In previous articles we introduced the potential of caloric restriction (CR), that is a reduction of between 20-40% of the normal caloric intake, to extend lifespan and improve the healthspan, thereby delaying the onset of aging related diseases. But, is CR recommended for everyone?

Today we review caloric restriction in the context of disease. While most of the research in healthy animal models, and even in humans shows benefits, the effects of this nutritional intervention are more varied in disease.

For instance, CR seems to be beneficial in Alzheimer’s disease (AD) and other neurodegenerative diseases. Several studies both on animal models and human patients at risk for AD have shown that dietary restriction based on reduced carbohydrate intake is able to prevent AD beta amyloidosis, while a highly caloric saturated fat rich diet promotes it. Moreover, a ketonic diet has also been shown to delay the progression of the disease in rodents. The beneficial effects of caloric restriction and/or of modified diets with limited nutrient classes is somehow consistent with the fact that insulin-resistance and obesity are important risk factors in AD development. Further experiments in mice showed that CR delays the onset and progression of neurodegenerative diseases by improving cellular resistance to stress, enhancing synaptic plasticity, and improving cognitive performance through nutrient-mediated cascades and signaling processes in which SIRT1 (Sirtuin 1) has been demonstrated to play a key role. On this line of research, caloric restriction via SIRT1 rescued the motor incoordination, imbalance and associated neuropathology of a transgenic mouse model of the Machado-Joseph disease which is a genetic neurodegenerative disorder characterized by olyglutamine expansions in an ataxin gene, and therefore related to Hungtington’s disease and/or other ataxias.

Looking at these data, it would be expected that other neurological diseases would profit as well from caloric restriction, however, it has been demostrated that caloric restriction has detrimental effects in amyotrophic lateral sclerosis (ALS). In a ALS mouse model, CR correlated with a decrease in life expectancy, probably due to an increased lipid peroxidation, inflammation and apoptosis, and decreased mitochondrial bioenergetic efficiency, protein oxidation and stress response. Actually, in ALS patients an increased caloric intake has been proven to attenuate the symptoms and progression of the disease, moreover, a high-calorie diet would not lead to obesity or diabetes in these patients, suggesting the possibility that in this disease the basal metabolism is greatly increased. As in the case of AD, a ketogenic diet was also shown to slow down ALS, thus proving the complex interactions between the energy metabolism and neurodegeneration.

In the case of Parkison’s, most of the evidence seems to support CR as an aid against the disease. In a primate model of Parkison’s, 6 months of CR improved on neurochemical deficits and motor dysfunction, wtih similar dopamine levels to control animals. However, no significant difference was found in terms of neuron survival in the substantia nigra. Another study on a rodent model of Parkinson also failed to detect any improvements on cell count after CR. Even when CR seems to be useful in limiting the extent of the symptoms, it doesn’t seem to have a neuroprotective effect, suggesting an alternative mechanism is driving the improvement.

What about cancer? Cancer is not a single disease but the end result of an uncontrolled cell division, and has specific characteristics depending on the cellular origin, therefore it is important not to extrapolate results from one type of cancer to all others. Now, CR has been investigated both in mouse models and in clinical trials on cancer patients. And in general, it was found harmless. Furthermore, in experiments in a mouse model of triple negative breast cancer CR significantly increased the time to developing metastases, decreased the overall number and volume of lung metastases, and increased survival, due to a downregulation of the IGF-1R signalling pathway. Similar in vitro and in vivo experiments on melanoma cells in mice, demonstrated that CR can lower proliferation, and increase expression of stress-response proteins. In a xenomutant neuroblastoma mouse model, where neuroblastoma cells from a human were implanted in a mouse, CR as well as a ketogenic diet significantly reduced tumor growth and prolonged survival.
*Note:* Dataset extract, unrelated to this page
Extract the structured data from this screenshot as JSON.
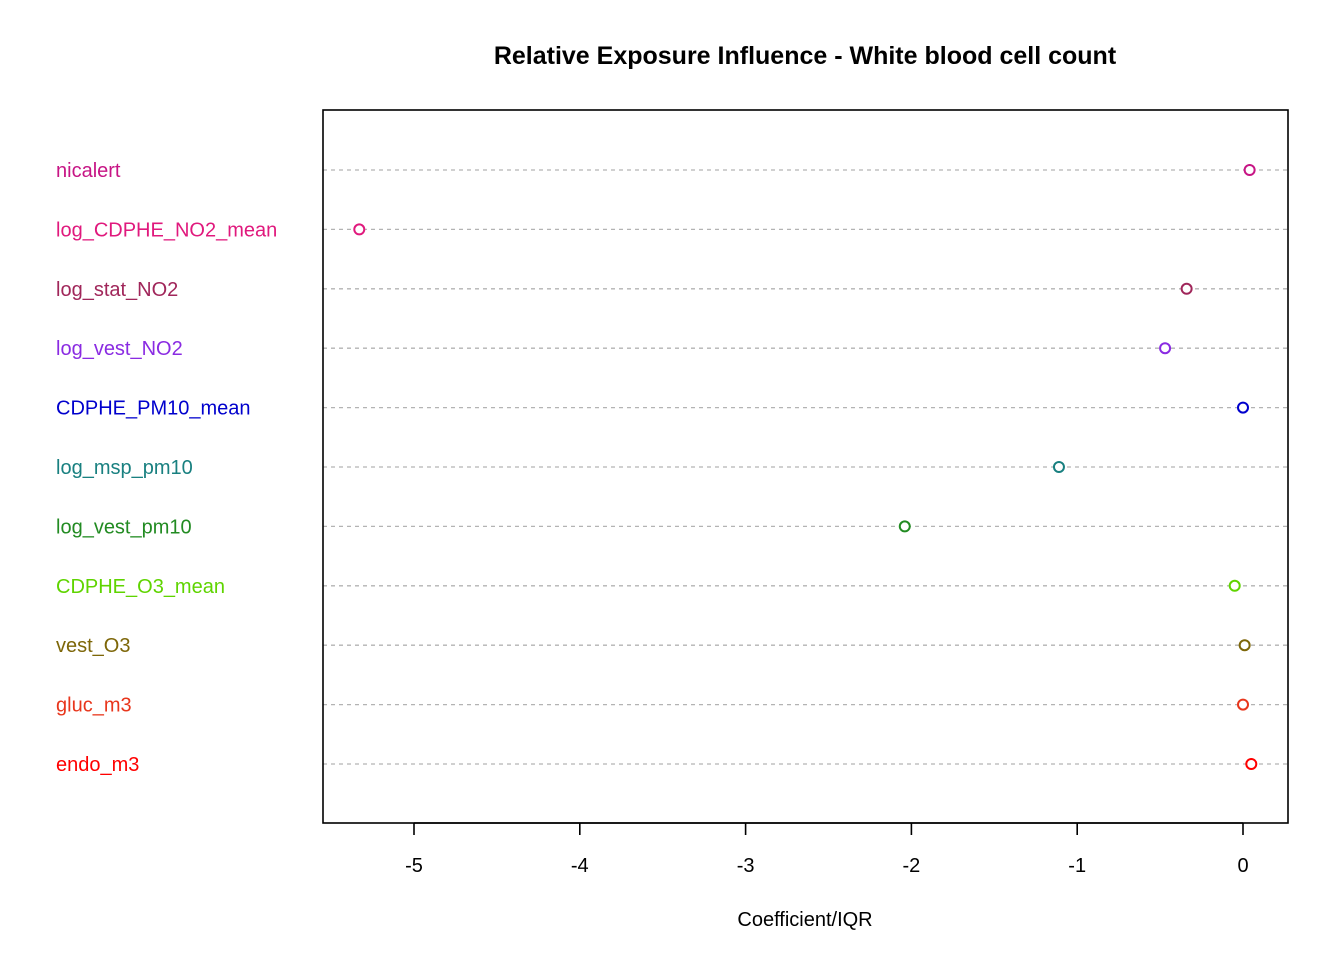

Previously, we have mentioned that ketonic diets are advantageous for most patients with neurodegenerative diseases, and in a previous article we also stated the benefits of low-protein diets as an alternative to a full-on CR. In diabetic nephropathy, animal studies have shown excellent renoprotective effects and to slow kidney disease progression. However, in human clinical trials, analyses of the effects of protein restriction on diabetic nephropathy have not yet revealed consistently positive outcomes.

In summary, although CR seems to be an advisable option for improved long-term health outcomes, it is important to consider the initial health status of each individual and carefully look at the possible complications that such a dietary intervention might have for disease progression. In any case, most of the experimental evidence comes from animal models and human trials are needed to determine the extent of CR effects on disease.

Y. Kashiwaya et al., A ketone ester diet exhibits anxiolytic and cognition-sparing properties, and lessens amyloid and tau pathologies in a mouse model of Alzheimer’s disease, Neurobiol Aging, 34:1530-39, 2013.